Rose de Perse (fin)

Alice Liddell (Falling Cards)

Seule Shéhérazade, au milieu du carnage

Est demeurée sur son coussin d'argent,

Épouvantée,

Deux janissaires jaunes

Lèvent sur elle, aigus

Les couteaux.

Ils hésitent.

Le maître

En caressant sa barbe, où sa lèvre trop rouge

Se tord,

Dédaigneuse du goût de la mort,

A vu la préférée.

Il la regarde

Seule demeurée de toutes ses femmes aimées.

La tuerie est finie.

Vers lui elle se dresse

Les seins tremblants, la gorge pâle, les yeux clos...

Il hésite.

Son regard.

Sous ses paupières prolongées de longs cils

Erre sur le tapis

Où palpitent encore des corps

Sous le frémissement des voiles teintés de sang.

Il s'attendrit. Voilà son harem !

A chacune il prend un souvenir

Et s'attarde parfois sur des lèvres figées.

Mais effroi : il a vu...

Sur les trois courtisanes aux chairs déchiquetées

Le grand nègre doré qu'aima Shéhérazade

Sourit.

Le nez saignant, les dents ouvertes, son poing serrant

Un peu d'étoffe qui fut de sa ceinture

Shariar porte à ses yeux ses deux mains et attend...

Shéhérazade a compris.

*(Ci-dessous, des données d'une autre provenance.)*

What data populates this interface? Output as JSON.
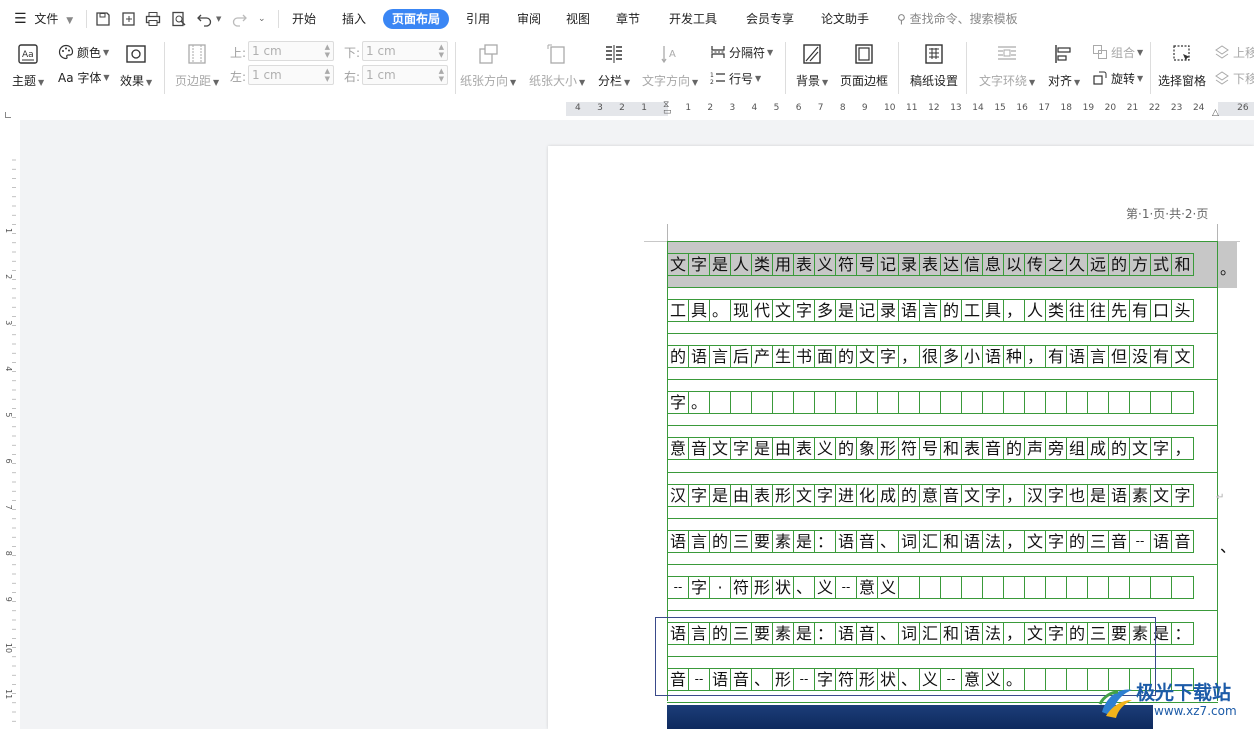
{
  "menu": {
    "file": "文件",
    "tabs": [
      "开始",
      "插入",
      "页面布局",
      "引用",
      "审阅",
      "视图",
      "章节",
      "开发工具",
      "会员专享",
      "论文助手"
    ],
    "active_tab": "页面布局",
    "search_placeholder": "查找命令、搜索模板"
  },
  "ribbon": {
    "theme": "主题",
    "color": "颜色",
    "font": "Aa 字体",
    "effect": "效果",
    "margin": "页边距",
    "margins": {
      "top_label": "上:",
      "top_value": "1 cm",
      "bottom_label": "下:",
      "bottom_value": "1 cm",
      "left_label": "左:",
      "left_value": "1 cm",
      "right_label": "右:",
      "right_value": "1 cm"
    },
    "orientation": "纸张方向",
    "size": "纸张大小",
    "columns": "分栏",
    "text_direction": "文字方向",
    "break": "分隔符",
    "line_number": "行号",
    "background": "背景",
    "page_border": "页面边框",
    "grid_paper": "稿纸设置",
    "text_wrap": "文字环绕",
    "align": "对齐",
    "group": "组合",
    "rotate": "旋转",
    "selection_pane": "选择窗格",
    "bring_forward": "上移",
    "send_backward": "下移"
  },
  "ruler": {
    "h_ticks": [
      "4",
      "3",
      "2",
      "1",
      "",
      "1",
      "2",
      "3",
      "4",
      "5",
      "6",
      "7",
      "8",
      "9",
      "10",
      "11",
      "12",
      "13",
      "14",
      "15",
      "16",
      "17",
      "18",
      "19",
      "20",
      "21",
      "22",
      "23",
      "24",
      "",
      "26"
    ],
    "v_ticks": [
      "1",
      "2",
      "3",
      "4",
      "5",
      "6",
      "7",
      "8",
      "9",
      "10",
      "11"
    ]
  },
  "document": {
    "header": "第·1·页·共·2·页",
    "rows": [
      "文字是人类用表义符号记录表达信息以传之久远的方式和",
      "工具。现代文字多是记录语言的工具，人类往往先有口头",
      "的语言后产生书面的文字，很多小语种，有语言但没有文",
      "字。",
      "意音文字是由表义的象形符号和表音的声旁组成的文字，",
      "汉字是由表形文字进化成的意音文字，汉字也是语素文字",
      "语言的三要素是：语音、词汇和语法，文字的三音--语音",
      "--字·符形状、义--意义",
      "语言的三要素是：语音、词汇和语法，文字的三要素是：",
      "音--语音、形--字符形状、义--意义。"
    ],
    "overflow_chars": [
      "。",
      "、"
    ]
  },
  "watermark": {
    "name": "极光下载站",
    "url": "www.xz7.com"
  }
}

Elle tourne la tête

Vers les couteaux déjà plus près de son coeur vierge

Et sa nuque sauvage et brune se contracte.

Deux larmes d'amour

Sont deux ruisseaux clairs sur les roses de son visage.

Et le maître n'ayant pas détourné la tête

Soudain elle arrache à ses bourreaux un poignard

D'un coup elle se frappe et se traine aux pieds rouges

Du superbe empereur

Le bras tombe, la tête penche, le sein monte

Et meurt.

Tandis que la roideur du muscle fait frémir

L'oeillet d'or tatoué sur sa peau triomphale...

Et trainant avec elle sur les roses foulées

La musique finit comme le dernier orage de l'été.